Putting contracts to bid regularly is a prudent step | Editorial

Island County commissioners informally agreed this week to seek bids to replace the current public defense contract.

With the county and agencies across the nation needing to find ways to pinch pennies, this is a prudent decision.

Not that the current defender hasn’t done a good job. Rather, obtaining bids keeps things fresh and competitive, offering the county a chance to reevaluate costs and services provided.

The current contract, with the Law Offices of Thomas Pacher of Coupeville, is for $526,950 annually. It was signed in 2006.

The contract pays for five attorneys and one investigator.

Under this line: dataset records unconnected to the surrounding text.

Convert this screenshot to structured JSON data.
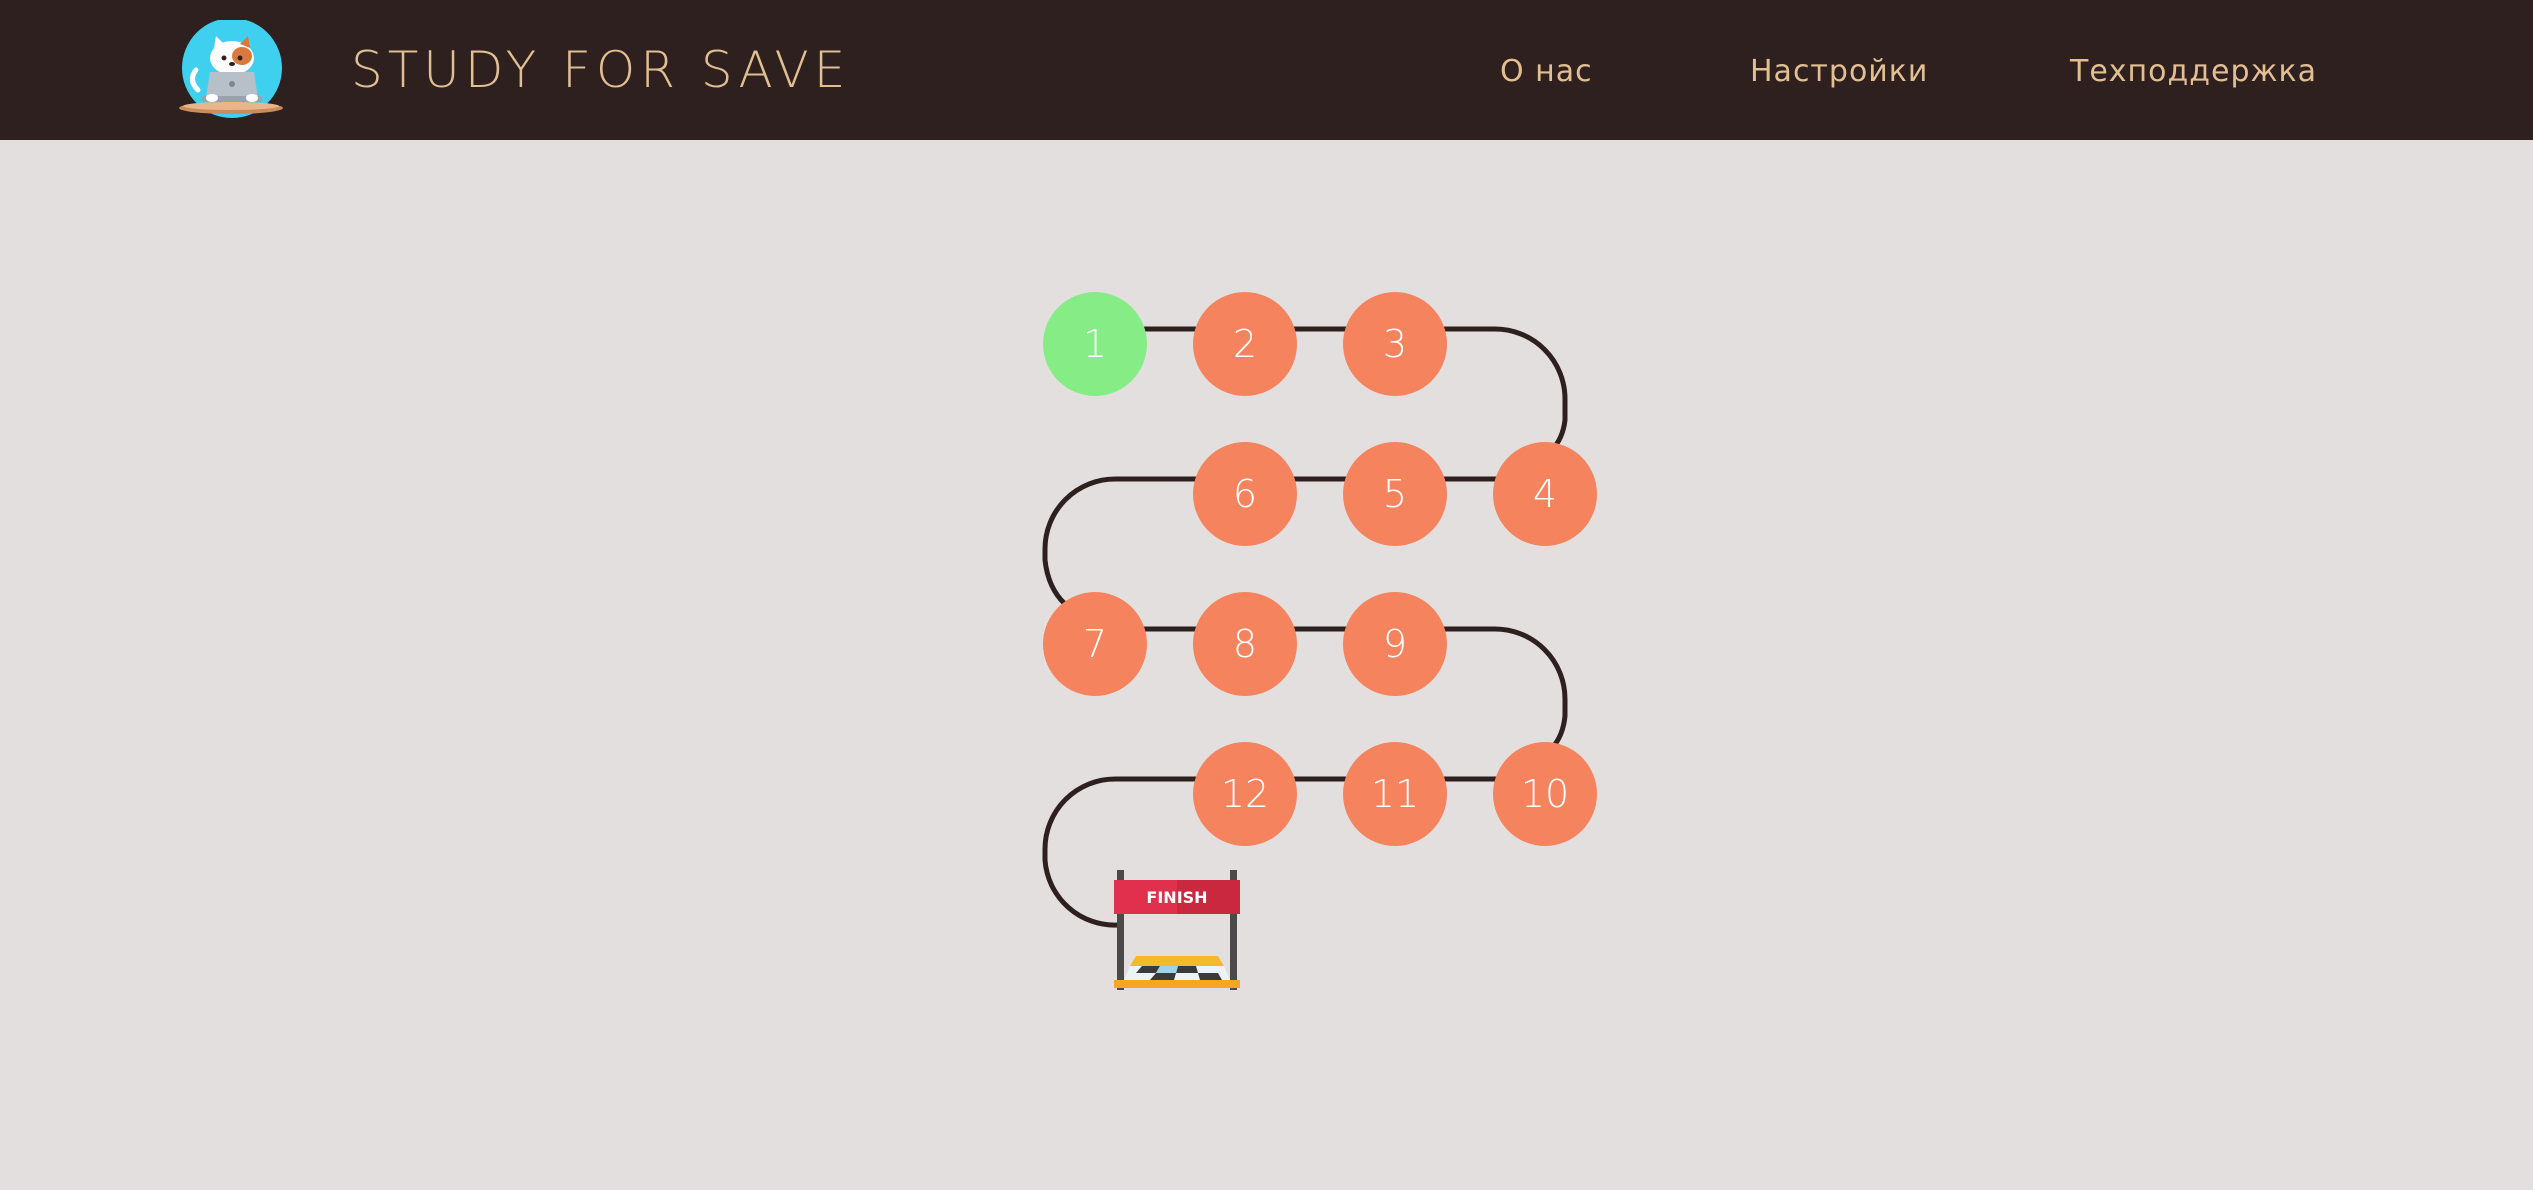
{
  "header": {
    "title": "STUDY FOR SAVE",
    "nav": {
      "about": "О нас",
      "settings": "Настройки",
      "support": "Техподдержка"
    }
  },
  "colors": {
    "header_bg": "#2e201e",
    "page_bg": "#e4dfdf",
    "nav_text": "#e2bf93",
    "level_done": "#86ec86",
    "level_locked": "#f5835d",
    "path_line": "#2e201e"
  },
  "levels": [
    {
      "label": "1",
      "status": "done"
    },
    {
      "label": "2",
      "status": "locked"
    },
    {
      "label": "3",
      "status": "locked"
    },
    {
      "label": "4",
      "status": "locked"
    },
    {
      "label": "5",
      "status": "locked"
    },
    {
      "label": "6",
      "status": "locked"
    },
    {
      "label": "7",
      "status": "locked"
    },
    {
      "label": "8",
      "status": "locked"
    },
    {
      "label": "9",
      "status": "locked"
    },
    {
      "label": "10",
      "status": "locked"
    },
    {
      "label": "11",
      "status": "locked"
    },
    {
      "label": "12",
      "status": "locked"
    }
  ],
  "finish": {
    "label": "FINISH"
  }
}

With the contract expiring this year, now’s the time for commissioners to do some number crunching and come up with new cost parameters to meet budget concerns.

Commissioner Kelly Emerson said it was a good idea to go to bid, saying she’s concerned there might be unexpected consequences concerning long-term contracts.

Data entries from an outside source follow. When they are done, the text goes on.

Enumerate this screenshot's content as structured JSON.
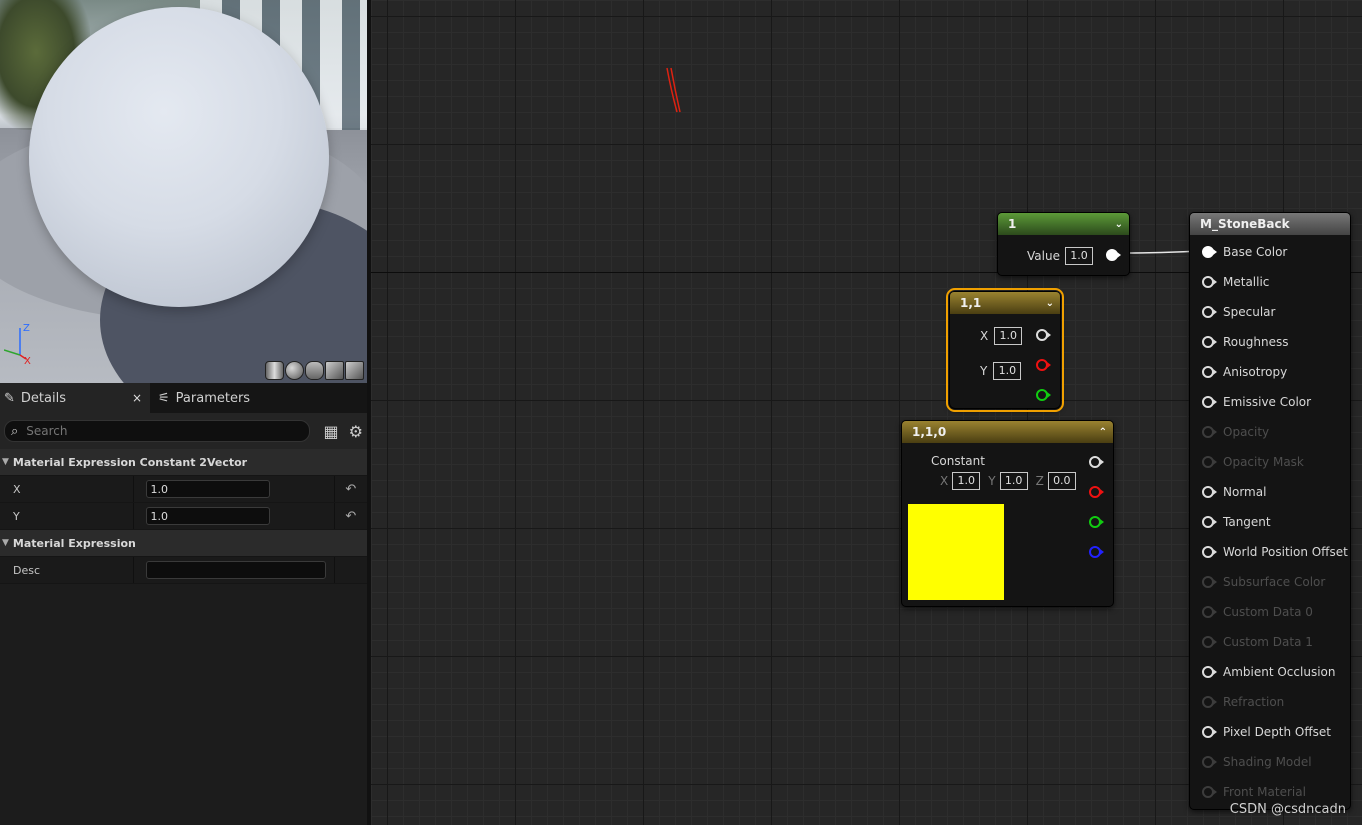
{
  "viewport": {
    "axis_labels": {
      "z": "Z",
      "x": "X"
    },
    "preview_shapes": [
      "cylinder-icon",
      "sphere-icon",
      "plane-icon",
      "cube-icon",
      "custom-mesh-icon"
    ]
  },
  "details_panel": {
    "tabs": [
      {
        "label": "Details",
        "icon": "pencil-icon",
        "close": "×"
      },
      {
        "label": "Parameters",
        "icon": "parameters-icon"
      }
    ],
    "search_placeholder": "Search",
    "categories": [
      {
        "title": "Material Expression Constant 2Vector",
        "properties": [
          {
            "name": "X",
            "value": "1.0"
          },
          {
            "name": "Y",
            "value": "1.0"
          }
        ]
      },
      {
        "title": "Material Expression",
        "properties": [
          {
            "name": "Desc",
            "value": ""
          }
        ]
      }
    ]
  },
  "graph": {
    "nodes": {
      "constant": {
        "title": "1",
        "value_label": "Value",
        "value": "1.0",
        "color": "#3f7a2a"
      },
      "constant2": {
        "title": "1,1",
        "x_label": "X",
        "x": "1.0",
        "y_label": "Y",
        "y": "1.0",
        "color": "#7d6a20",
        "selected_outline": "#f0a000"
      },
      "constant3": {
        "title": "1,1,0",
        "output_label": "Constant",
        "x_label": "X",
        "x": "1.0",
        "y_label": "Y",
        "y": "1.0",
        "z_label": "Z",
        "z": "0.0",
        "swatch_color": "#ffff00",
        "color": "#7d6a20"
      },
      "material_result": {
        "title": "M_StoneBack",
        "inputs": [
          {
            "label": "Base Color",
            "enabled": true,
            "connected": true
          },
          {
            "label": "Metallic",
            "enabled": true
          },
          {
            "label": "Specular",
            "enabled": true
          },
          {
            "label": "Roughness",
            "enabled": true
          },
          {
            "label": "Anisotropy",
            "enabled": true
          },
          {
            "label": "Emissive Color",
            "enabled": true
          },
          {
            "label": "Opacity",
            "enabled": false
          },
          {
            "label": "Opacity Mask",
            "enabled": false
          },
          {
            "label": "Normal",
            "enabled": true
          },
          {
            "label": "Tangent",
            "enabled": true
          },
          {
            "label": "World Position Offset",
            "enabled": true
          },
          {
            "label": "Subsurface Color",
            "enabled": false
          },
          {
            "label": "Custom Data 0",
            "enabled": false
          },
          {
            "label": "Custom Data 1",
            "enabled": false
          },
          {
            "label": "Ambient Occlusion",
            "enabled": true
          },
          {
            "label": "Refraction",
            "enabled": false
          },
          {
            "label": "Pixel Depth Offset",
            "enabled": true
          },
          {
            "label": "Shading Model",
            "enabled": false
          },
          {
            "label": "Front Material",
            "enabled": false
          }
        ]
      }
    }
  },
  "watermark": "CSDN @csdncadn"
}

She cited an incident in 2011 involving King County in which the county was ordered to allow long-time public defenders the option of enrolling in the county’s retirement system.

“I don’t want to end up in that same situation, so I want to make sure we’re taking all precautions,” Emerson said.

The county can take precautions by establishing a regularly rotating contract schedule. Perhaps instead of making it every six or seven years, officials should consider setting maximum four-year contracts.

Regular evaluation of contracts and funds is important when dealing with taxpayer dollars. It allows for exploration for concerns such as Emerson’s, and also allows for good old-fashioned fiscal responsibility.

Commissioners are taking the right step in seeking new bids.

While they have just informally approved the decision, the county commissioners should take the steps to make it a formal one.